Axon and synaptic ultrastructure in the chiasm. (A) An Am1 branch and a ME-OCH2 cell terminal, both terminating in OCH2. (B) The two cells shown in (A) form a synaptic contact within OCH2. The two sites of synaptic contact are revealed where the Am1 terminal (red), forms a T-bar ribbon (arrowhead), which is presynaptic, opposite the ME-OCH2 terminal (green) where it is postsynaptic. (C) Part of a DCV cell making a reverse turn in OCH2. Its ME part is incompletely reconstructed. (D) A synaptic site of the DCV cell shown in (C).

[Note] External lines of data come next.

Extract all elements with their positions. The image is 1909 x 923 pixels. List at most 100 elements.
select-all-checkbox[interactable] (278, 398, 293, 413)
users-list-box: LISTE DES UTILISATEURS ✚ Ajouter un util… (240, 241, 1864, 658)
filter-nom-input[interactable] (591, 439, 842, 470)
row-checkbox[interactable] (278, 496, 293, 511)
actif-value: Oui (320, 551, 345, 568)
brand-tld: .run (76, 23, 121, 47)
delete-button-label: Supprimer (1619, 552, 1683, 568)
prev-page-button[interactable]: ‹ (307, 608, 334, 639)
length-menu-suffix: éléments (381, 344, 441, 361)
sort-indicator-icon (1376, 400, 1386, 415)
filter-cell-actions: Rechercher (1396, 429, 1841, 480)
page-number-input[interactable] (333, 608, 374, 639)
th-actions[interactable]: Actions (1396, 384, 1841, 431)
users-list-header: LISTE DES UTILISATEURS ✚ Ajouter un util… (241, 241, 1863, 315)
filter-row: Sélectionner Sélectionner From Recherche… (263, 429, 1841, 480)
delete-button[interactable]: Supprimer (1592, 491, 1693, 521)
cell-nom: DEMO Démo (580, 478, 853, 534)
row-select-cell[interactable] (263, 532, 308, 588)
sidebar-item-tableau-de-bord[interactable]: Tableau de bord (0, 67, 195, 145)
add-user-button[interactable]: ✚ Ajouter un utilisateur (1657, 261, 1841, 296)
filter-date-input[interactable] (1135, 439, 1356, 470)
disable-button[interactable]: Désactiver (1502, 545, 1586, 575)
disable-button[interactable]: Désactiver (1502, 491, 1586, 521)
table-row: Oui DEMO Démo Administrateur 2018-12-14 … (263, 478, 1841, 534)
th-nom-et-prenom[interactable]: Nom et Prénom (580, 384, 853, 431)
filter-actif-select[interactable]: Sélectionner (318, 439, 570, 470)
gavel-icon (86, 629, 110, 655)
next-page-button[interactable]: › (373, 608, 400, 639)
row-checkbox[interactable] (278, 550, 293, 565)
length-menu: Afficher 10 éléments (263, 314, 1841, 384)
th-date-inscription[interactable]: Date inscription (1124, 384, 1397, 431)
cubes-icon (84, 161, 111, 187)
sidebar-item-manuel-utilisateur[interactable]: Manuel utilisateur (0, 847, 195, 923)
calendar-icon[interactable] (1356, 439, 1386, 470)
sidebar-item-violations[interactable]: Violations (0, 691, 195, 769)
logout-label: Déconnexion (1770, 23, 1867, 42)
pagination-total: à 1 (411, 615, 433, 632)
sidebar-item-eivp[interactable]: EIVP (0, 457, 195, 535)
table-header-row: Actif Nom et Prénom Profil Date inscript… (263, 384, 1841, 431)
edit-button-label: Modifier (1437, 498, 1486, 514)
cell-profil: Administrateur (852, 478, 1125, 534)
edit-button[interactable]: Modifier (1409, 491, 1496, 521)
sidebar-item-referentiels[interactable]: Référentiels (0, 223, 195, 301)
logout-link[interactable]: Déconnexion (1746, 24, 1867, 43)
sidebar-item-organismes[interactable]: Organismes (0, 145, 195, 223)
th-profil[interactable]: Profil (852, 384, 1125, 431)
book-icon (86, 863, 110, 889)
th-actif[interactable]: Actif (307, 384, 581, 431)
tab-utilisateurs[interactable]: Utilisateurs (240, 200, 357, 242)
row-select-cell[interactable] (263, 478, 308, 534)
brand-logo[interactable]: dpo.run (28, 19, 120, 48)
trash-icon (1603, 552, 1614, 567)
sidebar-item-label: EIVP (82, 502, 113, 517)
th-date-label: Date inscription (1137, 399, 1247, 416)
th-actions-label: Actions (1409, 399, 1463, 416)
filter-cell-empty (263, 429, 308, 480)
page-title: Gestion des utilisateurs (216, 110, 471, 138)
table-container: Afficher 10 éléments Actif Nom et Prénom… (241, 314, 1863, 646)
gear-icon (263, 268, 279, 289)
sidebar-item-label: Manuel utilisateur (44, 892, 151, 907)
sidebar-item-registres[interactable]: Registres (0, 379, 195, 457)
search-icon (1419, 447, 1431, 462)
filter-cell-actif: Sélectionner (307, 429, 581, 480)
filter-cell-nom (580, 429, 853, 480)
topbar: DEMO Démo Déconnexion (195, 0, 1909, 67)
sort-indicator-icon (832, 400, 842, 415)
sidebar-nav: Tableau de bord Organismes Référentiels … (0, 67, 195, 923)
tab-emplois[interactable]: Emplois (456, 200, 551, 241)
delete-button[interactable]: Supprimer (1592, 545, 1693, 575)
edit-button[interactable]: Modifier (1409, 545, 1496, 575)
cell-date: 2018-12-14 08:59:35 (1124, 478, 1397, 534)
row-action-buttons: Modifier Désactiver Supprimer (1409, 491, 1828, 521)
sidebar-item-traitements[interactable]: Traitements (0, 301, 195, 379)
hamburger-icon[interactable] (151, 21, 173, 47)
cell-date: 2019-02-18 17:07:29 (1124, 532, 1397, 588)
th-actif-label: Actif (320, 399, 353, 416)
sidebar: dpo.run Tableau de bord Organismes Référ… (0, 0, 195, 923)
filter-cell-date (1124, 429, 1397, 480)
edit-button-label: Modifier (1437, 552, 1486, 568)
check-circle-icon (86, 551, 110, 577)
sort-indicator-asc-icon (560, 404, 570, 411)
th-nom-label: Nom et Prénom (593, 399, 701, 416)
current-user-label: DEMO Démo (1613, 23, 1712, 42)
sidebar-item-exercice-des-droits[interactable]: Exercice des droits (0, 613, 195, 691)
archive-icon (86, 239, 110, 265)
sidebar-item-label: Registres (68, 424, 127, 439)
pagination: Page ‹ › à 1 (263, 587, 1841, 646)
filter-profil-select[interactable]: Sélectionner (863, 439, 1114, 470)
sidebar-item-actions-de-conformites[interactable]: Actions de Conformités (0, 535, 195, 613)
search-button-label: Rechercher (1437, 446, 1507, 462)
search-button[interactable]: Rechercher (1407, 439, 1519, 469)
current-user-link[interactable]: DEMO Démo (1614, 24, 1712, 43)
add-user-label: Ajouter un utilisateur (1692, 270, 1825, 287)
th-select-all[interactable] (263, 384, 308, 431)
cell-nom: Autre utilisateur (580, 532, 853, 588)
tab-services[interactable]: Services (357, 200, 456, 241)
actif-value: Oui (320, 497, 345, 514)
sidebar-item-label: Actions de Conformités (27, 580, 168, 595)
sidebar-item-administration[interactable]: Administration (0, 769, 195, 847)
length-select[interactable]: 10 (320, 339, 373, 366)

The synaptic site corresponds to the point indicated by the arrowhead in (C). The DCV cell has a presynaptic T-bar (arrowhead) and provides input to a dyad of postsynaptic Tm cell axons. (E,F) Putative septate or adherens junctions in OCH2. (E) is a case between Tm cell axons, and (F) is a case between a Tm cell axon and glia. (G,H) Typical presynaptic T-bars found outside OCH2. (G) is an example of a Tm1 cell, while (H) is a Tm9 cell terminal, both in the first stratum of the lobula. Scale bar: (A,C): 10 μm; (B), (D–H): 1 μm.

FIGURE 6

OCH2 and the arrangement of the optic lobe neuropils. (A) A hypothetical tandem arrangement (left) compared with the actual en face arrangement (right) of the optic lobe neuropils. The en face arrangement has more possible pathways between the neuropils as well as between the optic lobe and the central brain. (B) Two examples of information integration in the fly’s visual system accomplished by parallel information processing in multiple neuropils. The translational motion-processing pathway implements an OR operation, whereas the looming pathway implements an AND operation with the optic lobe neurons.